The brain gets help from other organs to calm you down when you face scary or sad stressful situations. The stress–response system is the name of the team of superheroes in your body that is led by the brain to combat stress. The stress–response system takes action by speeding up your heart beat to increase blood flow, speeding up your breathing to take in more oxygen, and slowing your digestion to store away fat and sugar for energy. In this article, we will talk about how the brain and body react to stress and how the brain regulates these reactions. We will also talk about the outside help the brain uses to regulate stress because even superheroes need a little help sometimes! Finally, we will learn how humans adapt to stress when it is long lasting.

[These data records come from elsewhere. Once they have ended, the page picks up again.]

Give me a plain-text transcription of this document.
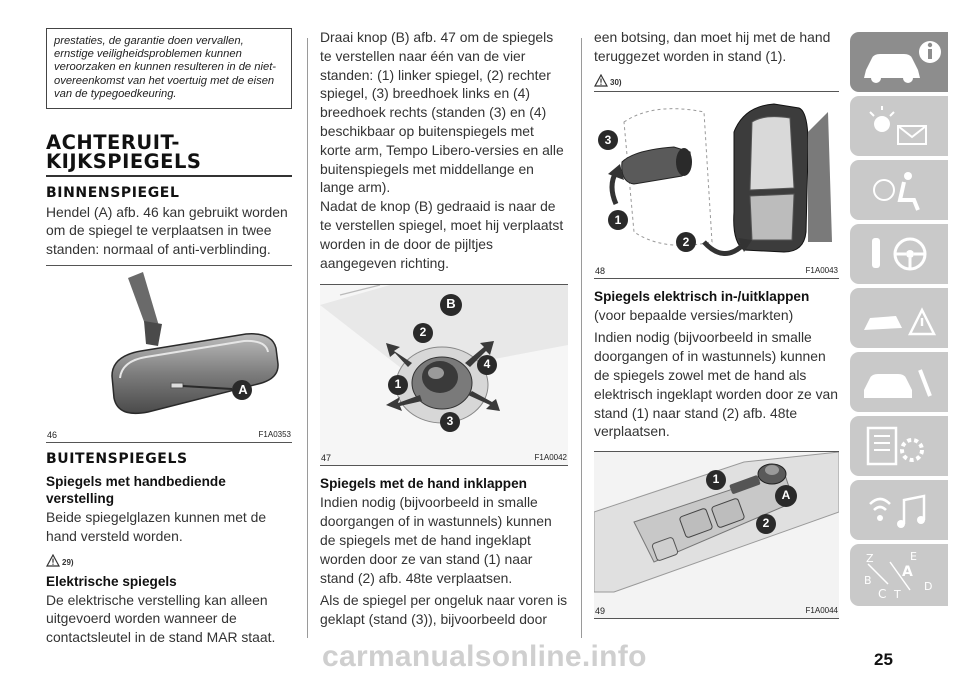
prestaties, de garantie doen vervallen, ernstige veiligheidsproblemen kunnen veroorzaken en kunnen resulteren in de niet-overeenkomst van het voertuig met de eisen van de typegoedkeuring.
ACHTERUIT-
KIJKSPIEGELS
BINNENSPIEGEL

Hendel (A) afb. 46 kan gebruikt worden om de spiegel te verplaatsen in twee standen: normaal of anti-verblinding.

A
46	F1A0353
BUITENSPIEGELS
Spiegels met handbediende verstelling

Beide spiegelglazen kunnen met de hand versteld worden.

29)
Elektrische spiegels

De elektrische verstelling kan alleen uitgevoerd worden wanneer de contactsleutel in de stand MAR staat.

Draai knop (B) afb. 47 om de spiegels te verstellen naar één van de vier standen: (1) linker spiegel, (2) rechter spiegel, (3) breedhoek links en (4) breedhoek rechts (standen (3) en (4) beschikbaar op buitenspiegels met korte arm, Tempo Libero-versies en alle buitenspiegels met middellange en lange arm).

Nadat de knop (B) gedraaid is naar de te verstellen spiegel, moet hij verplaatst worden in de door de pijltjes aangegeven richting.

B
2
4
1
3
47	F1A0042
Spiegels met de hand inklappen

Indien nodig (bijvoorbeeld in smalle doorgangen of in wastunnels) kunnen de spiegels met de hand ingeklapt worden door ze van stand (1) naar stand (2) afb. 48te verplaatsen.

Als de spiegel per ongeluk naar voren is geklapt (stand (3)), bijvoorbeeld door

een botsing, dan moet hij met de hand teruggezet worden in stand (1).

30)
3
1
2
48	F1A0043
Spiegels elektrisch in-/uitklappen

(voor bepaalde versies/markten)

Indien nodig (bijvoorbeeld in smalle doorgangen of in wastunnels) kunnen de spiegels zowel met de hand als elektrisch ingeklapt worden door ze van stand (1) naar stand (2) afb. 48te verplaatsen.

1
A
2
49	F1A0044
Z	E
A
B
C T
D
carmanualsonline.info	25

Superheroes of the Stress Response System
When the brain detects stress in the environment, the stress–response system goes into action. This begins with the hypothalamus–pituitary–adrenal (HPA) axis (Figure 1). Those are some very long words, so scientists just call it the HPA axis. When the brain detects stress, it first sends a message to a part of the brain called the hypothalamus. The job of the hypothalamus is to wake up the pituitary gland. Although the pituitary is only about the size of a small pea, it has a mighty job. The pituitary releases hormones, which are the messengers in the stress–response system. These hormones travel out of the brain to the adrenal glands. The adrenal glands sit on top of the kidneys. The adrenal glands release cortisol into the body.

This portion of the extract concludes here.